Building a Mini EDR with eBPF 2: Improving File Access Detection

In part 1, I described the MVP structure: observe Linux syscalls through tracepoints, pass events created by an eBPF program to user space through a BPF ring buffer, then process them with a rule engine and a JSON Lines writer. The flow was simple.

Linux syscall
  -> tracepoint
  -> eBPF program
  -> BPF ring buffer
  -> user-space loader
  -> rule engine
  -> JSONL log file

This post does not rebuild that structure. It improves file access detection on top of the existing MVP. The target is openat.

In the MVP, I observed three syscalls: execve, openat, and connect. Among them, openat was used to detect access to /etc/shadow. The current eBPF program attaches to tracepoint/syscalls/sys_enter_openat, reads the filename and flags at syscall entry, and sends an event immediately.

The current event structure also reflects that design. It stores common process metadata along with path and flags, but it does not store the syscall return value after completion.

struct event {
    unsigned long long timestamp_ns;
    unsigned int event_type;
    unsigned int pid;
    unsigned int ppid;
    unsigned int uid;
    unsigned int gid;
    char comm[TASK_COMM_LEN];
    char parent_comm[TASK_COMM_LEN];
    char path[EDR_PATH_LEN];
    char cmdline[EDR_CMDLINE_LEN];
    unsigned long long flags;
    unsigned int dst_ip;
    unsigned short dst_port;
    unsigned int address_family;
    unsigned long long mnt_ns;
    unsigned long long pid_ns;
};

This structure was enough for the MVP. The fact that /etc/shadow appeared as a syscall argument is already worth investigating. But in security logs, an attempt and a success have different meanings. In part 2, I connect syscall enter and exit to record that difference.

Why Enter Alone Is Not Enough

sys_enter_openat is the point where the process enters the openat syscall. At this point, I can see which path the user is trying to open and which flags were passed.

For example, suppose a normal user runs this command.

cat /etc/shadow

The current MVP can record this as access to /etc/shadow, because the openat argument contains /etc/shadow. That is why the original rule was named SHADOW_READ.

But this event does not mean that reading /etc/shadow succeeded. For a normal user, the open usually fails because of permissions. The kernel checks access rights, file existence, LSM policy, and other conditions before deciding whether the syscall succeeds or fails. That decision is available at syscall exit, not at syscall entry.

So the current SHADOW_READ is not strictly a detection of a successful /etc/shadow read. It is closer to detecting an attempt to open /etc/shadow.

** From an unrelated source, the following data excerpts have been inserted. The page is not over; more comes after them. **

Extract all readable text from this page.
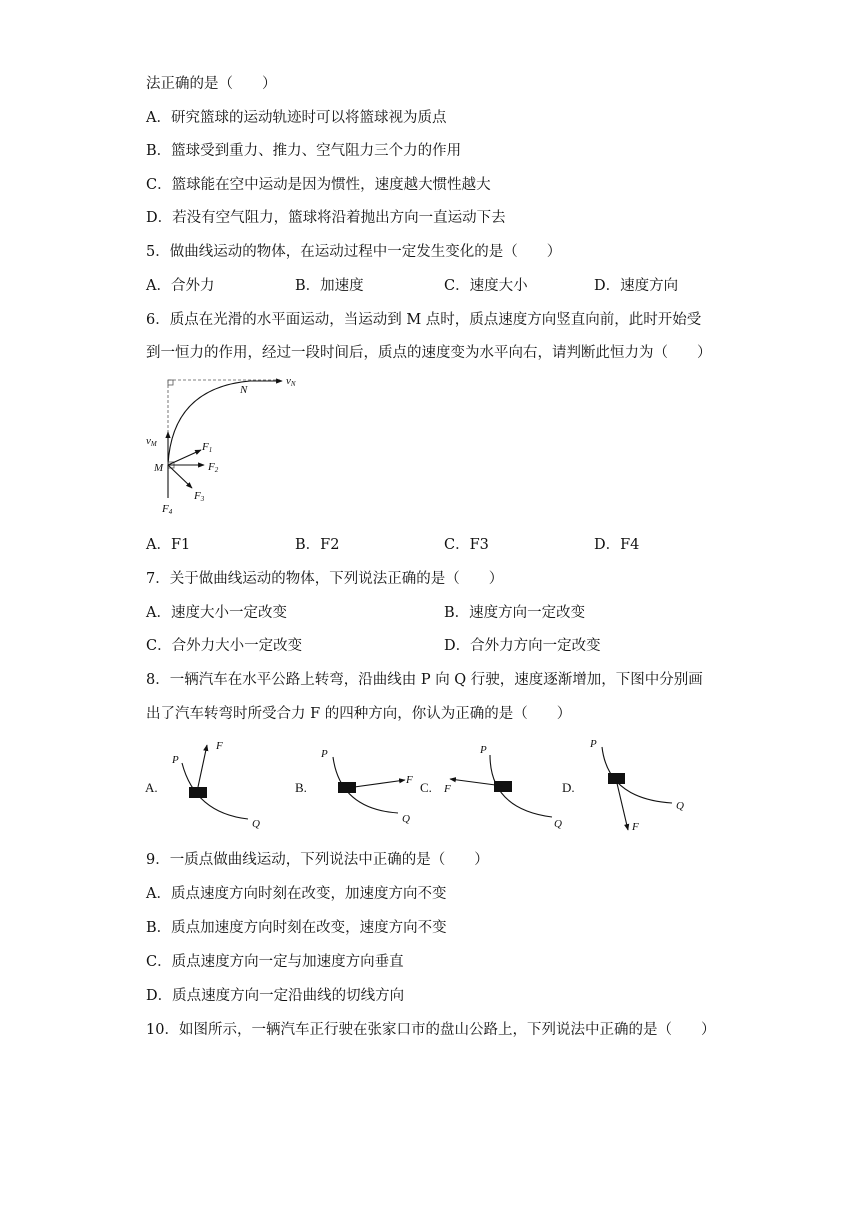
法正确的是（　　）
A．研究篮球的运动轨迹时可以将篮球视为质点
B．篮球受到重力、推力、空气阻力三个力的作用
C．篮球能在空中运动是因为惯性，速度越大惯性越大
D．若没有空气阻力，篮球将沿着抛出方向一直运动下去
5．做曲线运动的物体，在运动过程中一定发生变化的是（　　）
A．合外力	B．加速度	C．速度大小	D．速度方向
6．质点在光滑的水平面运动，当运动到 M 点时，质点速度方向竖直向前，此时开始受
到一恒力的作用，经过一段时间后，质点的速度变为水平向右，请判断此恒力为（　　）
vN
N
vM
M
F1
F2
F3
F4
A．F1	B．F2	C．F3	D．F4
7．关于做曲线运动的物体，下列说法正确的是（　　）
A．速度大小一定改变	B．速度方向一定改变
C．合外力大小一定改变	D．合外力方向一定改变
8．一辆汽车在水平公路上转弯，沿曲线由 P 向 Q 行驶，速度逐渐增加，下图中分别画
出了汽车转弯时所受合力 F 的四种方向，你认为正确的是（　　）
A.
P
F
Q
B.
P
F
Q
C.
P
F
Q
D.
P
F
Q
9．一质点做曲线运动，下列说法中正确的是（　　）
A．质点速度方向时刻在改变，加速度方向不变
B．质点加速度方向时刻在改变，速度方向不变
C．质点速度方向一定与加速度方向垂直
D．质点速度方向一定沿曲线的切线方向
10．如图所示，一辆汽车正行驶在张家口市的盘山公路上，下列说法中正确的是（　　）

This distinction matters when interpreting logs. A failed access attempt still has value. The fact that someone tried to open a sensitive file is worth investigating. But a case where the process actually receives a file descriptor is a stronger signal. For the same /etc/shadow event, a failed command from a normal user and a successful root access should naturally have different severity.

So the goal of part 2 is to move openat detection from attempt-based logging to result-aware logging. At sys_enter_openat, I temporarily store the path and flags. At sys_exit_openat, I check the return value and emit one combined result event. A non-negative return value means a successful file descriptor. A negative value means a failed errno.

After this improvement, the log should say not only who touched the name /etc/shadow, but also whether that access actually succeeded.

Connecting Enter and Exit

To know the result of openat, I need sys_exit_openat. The problem is that the exit tracepoint alone does not provide the filename and flags. At syscall exit, the return value is available, but the original path argument is not something I can simply read again in the same way.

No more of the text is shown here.